The public got more curious if there was an exchange deal between the administration and the INC when the television news media aired a segment of De Lima, who was already an LP senatorial candidate, visiting the INC central office to seek the support of the sect in the elections. Although De Lima was politely received, she failed to get the INC nod. Her surprising win, placing last in the list of 12 successful senatorial candidates, did not erase the public’s curiosity.

De Lima refused to be interpellated by her colleagues right after she delivered her first privilege speech as a freshman senator, and she gave no reason for her refusal. However, after Manny Pacquiao, another freshman senator, delivered his first privilege speech on the death penalty, De Lima asked Pacquiao numerous questions, all obviously designed to reveal that Pacquiao knew nothing about constitutional law.

For one who asks a lot of questions, De Lima sure dislikes being questioned.

After getting settled in her new job, De Lima virtually proclaimed herself as President Duterte’s nemesis in the Senate, even if Duterte had not yet served a hundred days in office. By taking on the highest elective official of the land, De Lima was probably projecting herself as a crusader to make up for her having placed 12th in the Senate race. What hogwash!

Nonetheless, even before De Lima could gain a momentum in her probe, the ghosts of her past came back to haunt and discredit her.

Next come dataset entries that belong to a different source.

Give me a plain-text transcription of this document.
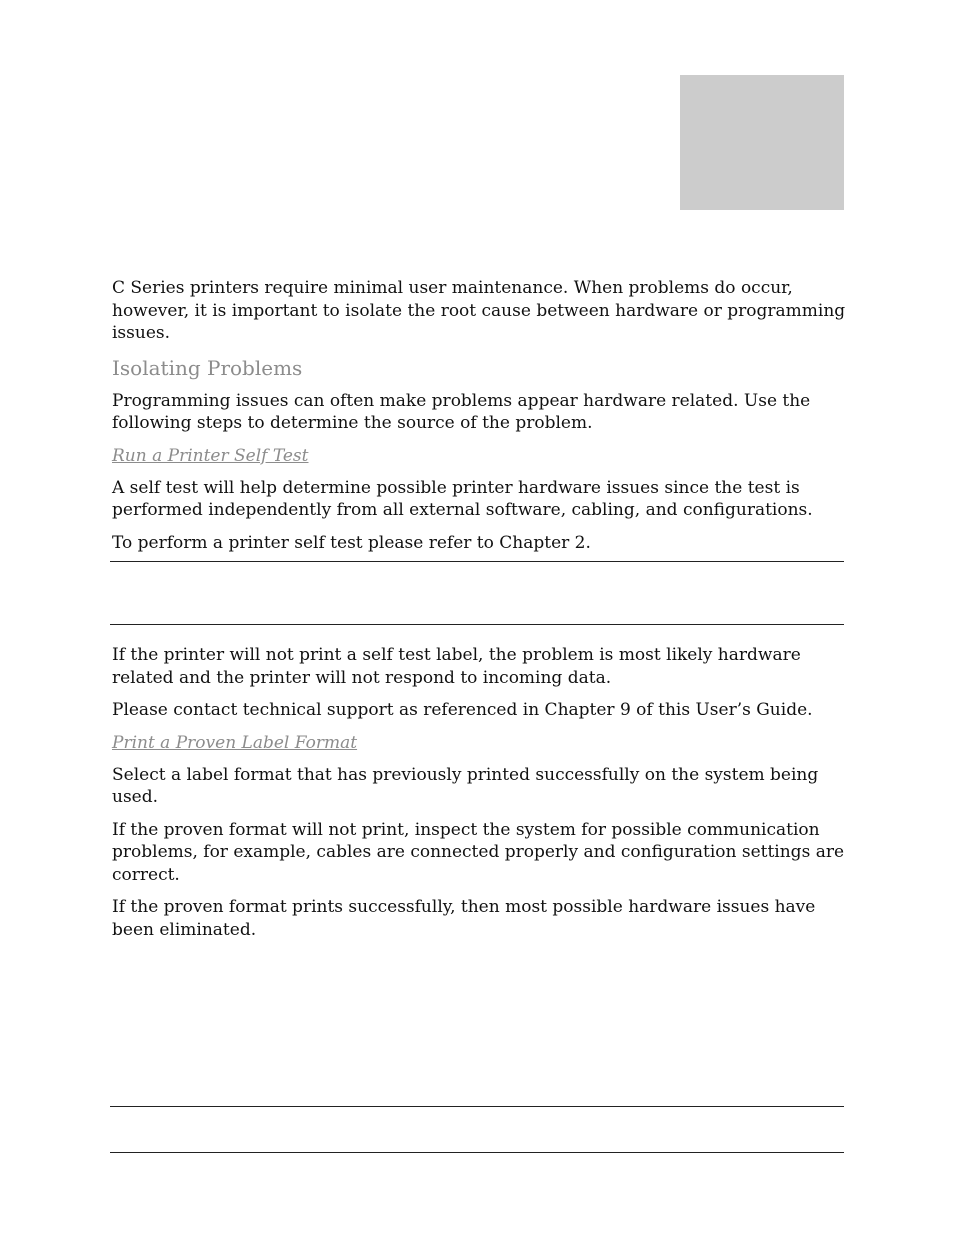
C Series printers require minimal user maintenance. When problems do occur, however, it is important to isolate the root cause between hardware or programming issues.

Isolating Problems

Programming issues can often make problems appear hardware related. Use the following steps to determine the source of the problem.

Run a Printer Self Test

A self test will help determine possible printer hardware issues since the test is performed independently from all external software, cabling, and configurations.

To perform a printer self test please refer to Chapter 2.

If the printer will not print a self test label, the problem is most likely hardware related and the printer will not respond to incoming data.

Please contact technical support as referenced in Chapter 9 of this User’s Guide.

Print a Proven Label Format

Select a label format that has previously printed successfully on the system being used.

If the proven format will not print, inspect the system for possible communication problems, for example, cables are connected properly and configuration settings are correct.

If the proven format prints successfully, then most possible hardware issues have been eliminated.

First, De Lima is currently facing a separate investigation undertaken by the DoJ regarding anomalies in the national penitentiary which took place when she was still the justice secretary. Those anomalies pertain to the extraordinarily special treatment afforded by prison officials to the convicted drug lords, including air-conditioned spacious quarters, catered meals, and access to modern appliances, laptops, mobile phones, firearms, drugs, cash, and the like. President Duterte himself accused De Lima of receiving large sums of bribe money from the imprisoned drug lords.

Second, it has been alleged that De Lima’s personal driver is also her secret lover, and that her driver collected, on her behalf, the bribe money from the drug lords. A photograph of a large house in Pangasinan which De Lima supposedly gifted her driver appeared in the print media.

Unfortunately for her, De Lima’s ambivalent and seemingly equivocal denials have not done anything to dilute the public ridicule against her in the social media.

To all intents and purposes, therefore, De Lima’s Senate probe was going nowhere on account of the credibility problems faced by De Lima herself. On one occasion, she was virtually labelled as damaged goods.

Last week, De Lima made full use of the weeklong lull in her Senate probe and produced a witness, Edgar Matobato, who claims to be a former member of the Davao Death Squad. Testifying in De Lima’s probe, Matobato attributed many deaths in Davao City to President Duterte when he was still the city mayor.

For whatever the testimony of Matobato is worth, its timing is awfully suspicious. What took De Lima so long to produce this surprise witness, considering that she had been chairman of the Commission on Human Rights and, after that, Justice Secretary for the longest time? If De Lima knew of Matobato back then, her delay in producing him in her probe suggests that she had been harboring a fugitive from justice. Now, if De Lima knew of Matobato only recently, then her overnight reliance on his anti-Duterte testimony is post-haste, self-serving, and reckless.

Allowing Matobato to testify in the Senate probe under such suspicious and anomalous circumstances, as De Lima has done, makes the Senate probe a farce, and increases the low regard thinking Filipinos have for the current Senate.